Saiu com o carro da garagem, não cumprimentou os vizinhos, morava no bairro há somente vinte anos, não conhecia ninguém que merecesse o respeito do seu alguém!
Parou no primeiro semáforo ou sinaleiro, não sabia mais, olhou para frente, sem olhar para os lados, não havia ninguém digno de um bom dia, que, aliás, somente ele teria!
Continuava no semáforo olhando para frente, a pensar nos tempos atrás! Tinha parado em cima da faixa para segurança, uma idosa chamou-lhe a atenção, xingou-a e ficou frustrado de ela ter sobrevivido ao coronavírus: como que essa doença de velho deixou velho vivo?
Parou em frente à escola, os filhos desceram, não o beijaram como sempre, pareciam acordados, nem um adeus disseram, passaram pelo porteiro da escola, conheciam-no há mais de cinco anos, mas ainda não merecia um bom dia!
Saiu com o carro, os pneus a cantar "Epitáfio", dos Titãs, não concordava com a letra, ele, somente ele, tinha feito, não queria saber do acaso protegê-lo, ele era, ele é! Chegou ao prédio em que trabalhava, jogou a chave do veículo para o empregado do estacionamento, entrou no escritório, todos de máscara o exaltaram e curvaram-se.

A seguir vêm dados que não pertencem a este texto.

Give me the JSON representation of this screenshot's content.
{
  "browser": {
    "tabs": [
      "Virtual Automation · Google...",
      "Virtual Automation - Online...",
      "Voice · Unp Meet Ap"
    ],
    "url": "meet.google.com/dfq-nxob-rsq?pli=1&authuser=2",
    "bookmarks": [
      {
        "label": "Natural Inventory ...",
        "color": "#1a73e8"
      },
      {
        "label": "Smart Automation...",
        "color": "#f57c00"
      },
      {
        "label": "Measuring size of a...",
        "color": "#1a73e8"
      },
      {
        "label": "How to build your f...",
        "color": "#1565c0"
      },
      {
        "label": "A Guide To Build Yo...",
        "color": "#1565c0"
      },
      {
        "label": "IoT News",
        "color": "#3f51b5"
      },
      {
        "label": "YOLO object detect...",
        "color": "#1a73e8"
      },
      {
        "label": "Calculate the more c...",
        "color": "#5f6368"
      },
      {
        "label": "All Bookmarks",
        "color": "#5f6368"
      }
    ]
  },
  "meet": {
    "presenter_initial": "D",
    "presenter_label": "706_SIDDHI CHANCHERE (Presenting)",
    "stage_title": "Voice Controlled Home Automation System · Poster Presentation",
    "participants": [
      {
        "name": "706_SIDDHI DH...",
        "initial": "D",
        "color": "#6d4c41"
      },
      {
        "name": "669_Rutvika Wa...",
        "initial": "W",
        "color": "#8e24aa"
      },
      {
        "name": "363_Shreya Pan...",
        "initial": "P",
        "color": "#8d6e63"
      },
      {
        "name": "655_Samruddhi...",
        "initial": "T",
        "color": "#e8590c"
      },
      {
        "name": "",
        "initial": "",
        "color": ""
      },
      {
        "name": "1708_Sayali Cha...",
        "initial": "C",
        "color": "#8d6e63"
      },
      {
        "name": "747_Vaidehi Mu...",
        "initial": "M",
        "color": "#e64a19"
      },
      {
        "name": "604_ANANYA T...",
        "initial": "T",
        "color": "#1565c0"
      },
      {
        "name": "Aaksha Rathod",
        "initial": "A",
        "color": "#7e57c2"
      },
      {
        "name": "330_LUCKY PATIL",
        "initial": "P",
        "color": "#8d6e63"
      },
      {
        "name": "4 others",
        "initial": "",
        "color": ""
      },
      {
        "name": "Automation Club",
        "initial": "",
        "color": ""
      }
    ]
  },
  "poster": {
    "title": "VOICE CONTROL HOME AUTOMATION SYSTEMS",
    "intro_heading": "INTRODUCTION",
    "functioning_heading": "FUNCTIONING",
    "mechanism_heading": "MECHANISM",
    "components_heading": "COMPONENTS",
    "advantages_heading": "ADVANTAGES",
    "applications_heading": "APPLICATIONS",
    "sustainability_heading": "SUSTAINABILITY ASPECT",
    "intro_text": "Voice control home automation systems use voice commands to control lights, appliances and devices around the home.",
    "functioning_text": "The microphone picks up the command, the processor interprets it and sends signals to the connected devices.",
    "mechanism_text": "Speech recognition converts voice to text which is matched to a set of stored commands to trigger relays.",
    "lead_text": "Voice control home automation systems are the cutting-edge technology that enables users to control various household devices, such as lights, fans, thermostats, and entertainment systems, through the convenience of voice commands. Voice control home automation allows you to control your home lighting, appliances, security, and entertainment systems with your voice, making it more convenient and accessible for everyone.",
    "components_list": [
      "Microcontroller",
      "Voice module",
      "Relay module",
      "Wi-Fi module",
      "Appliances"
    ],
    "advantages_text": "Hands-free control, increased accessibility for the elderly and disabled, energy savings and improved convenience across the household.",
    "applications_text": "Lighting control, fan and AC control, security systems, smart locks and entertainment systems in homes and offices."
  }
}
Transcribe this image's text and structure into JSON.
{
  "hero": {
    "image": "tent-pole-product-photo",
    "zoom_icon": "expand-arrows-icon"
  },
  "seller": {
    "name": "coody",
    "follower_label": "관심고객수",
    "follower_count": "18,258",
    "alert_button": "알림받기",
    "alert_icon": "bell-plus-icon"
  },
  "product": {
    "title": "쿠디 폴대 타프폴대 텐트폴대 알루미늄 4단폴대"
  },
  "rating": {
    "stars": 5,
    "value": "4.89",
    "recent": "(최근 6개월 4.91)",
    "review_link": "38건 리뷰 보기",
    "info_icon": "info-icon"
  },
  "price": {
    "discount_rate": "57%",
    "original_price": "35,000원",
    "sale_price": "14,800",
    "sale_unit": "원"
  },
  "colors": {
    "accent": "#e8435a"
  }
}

Ele não precisava de máscara, era o herói, e disse a todos que nunca mais aconteceria uma pandemia, pois ele tinha chamado a atenção de Deus, que lhe prometera nunca mais dar-lhe prejuízos financeiros e que para ele, avareza não era um pecado, era uma dádiva!
E ainda disse a todos que conversara com líderes do governo e que O Novo Normal seria executado, morto em praça pública com ou sem estátuas, e que tudo voltaria ao velho normal, sem igual diferente, somente igual, igual!
O autor é o Professor Sinuhe - “Não sabendo mais o que é normal!”.